25 March 2009

Dating Red Flags - recycled

I have done some posts on dating red flags, and because clicking through is cool only when you're trying to make some money, here's the full compiled list. I list it here not necessarily because I have any new ones (I don't), but because I wanted to share some stories about online dating, which I decided to try because I was bored. On reflection, if I had consulted my own blog for dating tips I might have done a bit better. But what fun would that be?

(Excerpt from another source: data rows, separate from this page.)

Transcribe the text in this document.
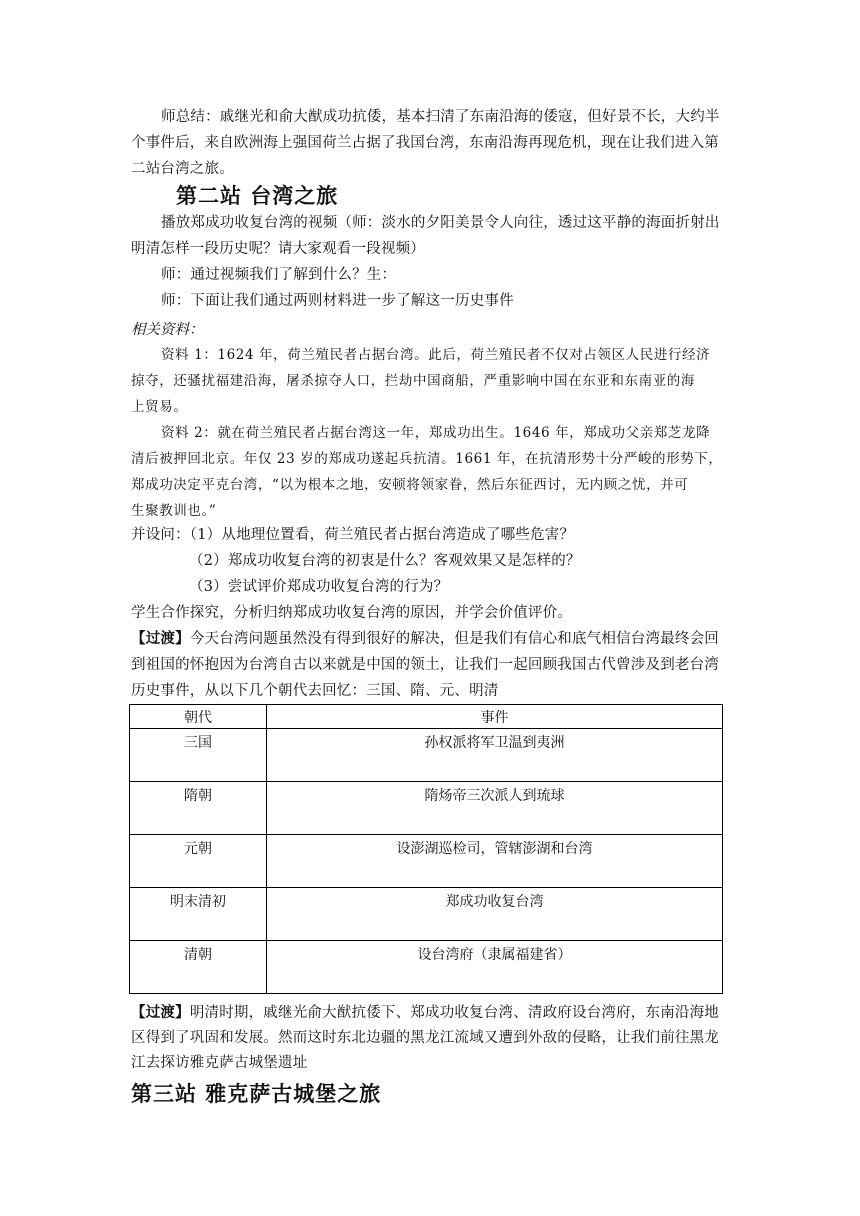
师总结：戚继光和俞大猷成功抗倭，基本扫清了东南沿海的倭寇，但好景不长，大约半
个事件后，来自欧洲海上强国荷兰占据了我国台湾，东南沿海再现危机，现在让我们进入第
二站台湾之旅。
第二站 台湾之旅
播放郑成功收复台湾的视频（师：淡水的夕阳美景令人向往，透过这平静的海面折射出
明清怎样一段历史呢？请大家观看一段视频）
师：通过视频我们了解到什么？生：
师：下面让我们通过两则材料进一步了解这一历史事件
相关资料：
资料 1：1624 年，荷兰殖民者占据台湾。此后，荷兰殖民者不仅对占领区人民进行经济
掠夺，还骚扰福建沿海，屠杀掠夺人口，拦劫中国商船，严重影响中国在东亚和东南亚的海
上贸易。
资料 2：就在荷兰殖民者占据台湾这一年，郑成功出生。1646 年，郑成功父亲郑芝龙降
清后被押回北京。年仅 23 岁的郑成功遂起兵抗清。1661 年，在抗清形势十分严峻的形势下，
郑成功决定平克台湾，“以为根本之地，安顿将领家眷，然后东征西讨，无内顾之忧，并可
生聚教训也。”
并设问：（1）从地理位置看，荷兰殖民者占据台湾造成了哪些危害？
（2）郑成功收复台湾的初衷是什么？客观效果又是怎样的？
（3）尝试评价郑成功收复台湾的行为？
学生合作探究，分析归纳郑成功收复台湾的原因，并学会价值评价。
【过渡】今天台湾问题虽然没有得到很好的解决，但是我们有信心和底气相信台湾最终会回
到祖国的怀抱因为台湾自古以来就是中国的领土，让我们一起回顾我国古代曾涉及到老台湾
历史事件，从以下几个朝代去回忆：三国、隋、元、明清
朝代	事件
三国	孙权派将军卫温到夷洲
隋朝	隋炀帝三次派人到琉球
元朝	设澎湖巡检司，管辖澎湖和台湾
明末清初	郑成功收复台湾
清朝	设台湾府（隶属福建省）
【过渡】明清时期，戚继光俞大猷抗倭下、郑成功收复台湾、清政府设台湾府，东南沿海地
区得到了巩固和发展。然而这时东北边疆的黑龙江流域又遭到外敌的侵略，让我们前往黑龙
江去探访雅克萨古城堡遗址
第三站 雅克萨古城堡之旅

Dating Red Flags( i.e. avoid the following):
  • Girl is on more than one type of medication - that includes self-medication, like booze, caffeine, and nicotine. For example, if a girl takes paxil, that's okay. If a girl drinks, takes paxil, and also smokes, that's a red flag.
  • an inability to compromise - there's a joke here about dating miss right vs. dating miss always right, but its been done.
  • spending too much time on your myspace/facebook page - this might be very similar to "spending too much time on a blog", but I don't think so. if your myspace page has a sweet custom layout and lots of scrolling pictures and you update it every day and post bulletins for all your friends to read then you should get out more. You're probably a really cool person (look how cool your myspace page is!).
  • an open sore on her face - I went on a first date with a girl and she had a "cold sore". she should have had the good sense to reschedule, put her best foot forward, etc. she had some issues she was working through, no doubt about that. I found out later that she was a lesbian. (really)
  • a girl that takes more than an hour to get ready - if you can't take a shower, get your hair sorted, get dressed, and get your makeup on in sixty minutes or less then we can't hang out. The problem with a girl that takes a really long time to get ready is that she probably...
  • looks super weathered in the AM - if you look really rugged first thing in the morning then that's a Red Flag for sure. if a girl looks cute w/ her makeup all smeared and her hair all over the place, then she's a keeper. side note: close friend was telling me about his crazy roommate, and saying she meets guys on myspace and she's constantly meeting new guys and they only last for 2 weeks, and then they bounce. I said yeah for sure, she's cuter in pictures than in person. He says, no, it's not that; they bounce after they stay the night and see her the morning after. ohhh, snap!
  • girl that doesn't work out - trust me honey, it'll catch up with you someday. and by then it'll be too late, b/c it's much, much harder to lose weight than it is to stay in shape.
  • girl that doesn't eat - please, eat something.
  • girl that has a miniature dog she treats like a child - you, as the new guy, will be competing for the dog's attention. forever. you're better off dating a girl that has a kid. note: if the girl has a full-sized dog then it's okay. you can take the dog for walks, hang out, etc. it's the toy dogs, and their owners, you need to avoid.
  • girl that thinks cosmo is gospel, and/or that thinks she is "just like" a character on Sex and the City - Cosmo is full of lies from the pit of hell, and it's just crazy to think that you are someone on TV. I think I stopped dreaming about being someone on TV when Knight Rider went off the air in 1986. I was 12.